About us

For all those who believe that happiness consists of small pleasures, Mandarina is here to become an indispensable part of the day, your sweet, everyday joy. Mandarina is tucked away in one of the most beautiful parts of the city, in Gračanička Street, number 16. It was started as a family business that represents the combined knowledge and experience in the field of confectionery, design and marketing of the Radović and Radojčić families.

Krsto Radović, a boy who learned work discipline and ethics by working in the family bakery during the school holidays. After formal education in hospitality, he went to America and got a job in a top five star hotel. That first contact with America and the world of exclusive hospitality sharpened him, gave him direction and strengthened his work ethic. He learned to always give his best. The way he was accepted then laid the foundations for openness and warmth in cooperation with colleagues. He has a master’s degree in culinary arts from the University of West London, specializing in the subject: chocolate, sweet pastries, cakes and tarts. He has twenty years of professional experience behind him, which he started in Arizona, America, then continued in London’s five-star institutions, in Claridge’s Hotel before everyone else. At Claridge’s Hotel, under the helm of an exceptional confectioner, he was curiously absorbing a sea of ​​new information.

Starting from scratch, through years dedicated to education and hard work, he built himself up as a professional and expert, and then returned to Belgrade.

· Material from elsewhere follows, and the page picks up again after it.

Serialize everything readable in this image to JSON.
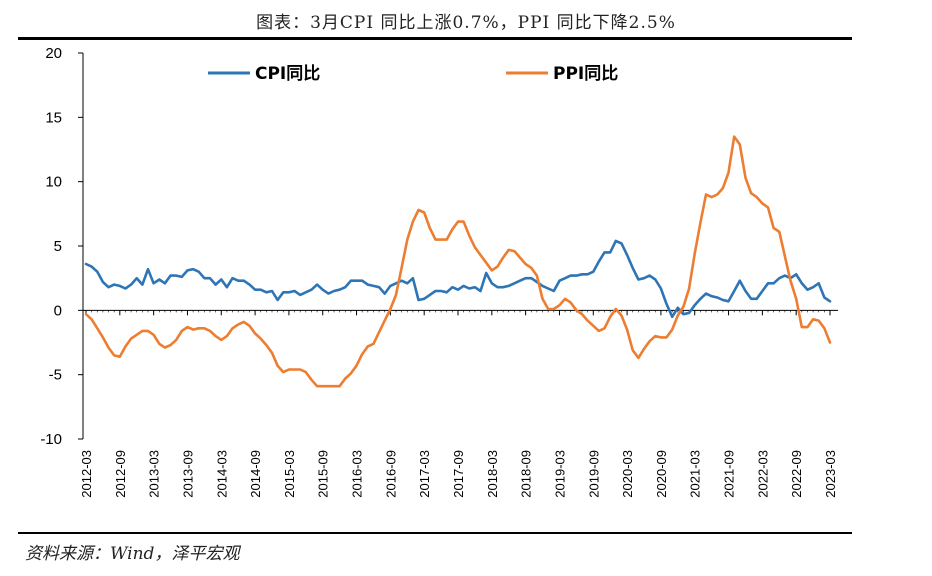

With Mandarina, he quickly won the hearts of the people of Belgrade and became an indispensable part of the sweet present.
The process of making cakes can take a very long time, he first visualizes them, sketches them, so that each one has a special story.
The enormous driving energy does not let him rest and constantly pulls him into new adventures, so today in Mandarina, in addition to the now famous cakes and tarts, there are also baškaras and exceptional croissants, ice cream, biscuits and pralines.

In 2022, he received awards:
◦ Gault & Millau Guide – Best Pastry Chef 2022
◦ Vino & Fino – Best Pastry Chef 2022
◦ He is the ambassador of Barry Callebaut, Cocoa Barry and Mona Lisa for Southeast Europe.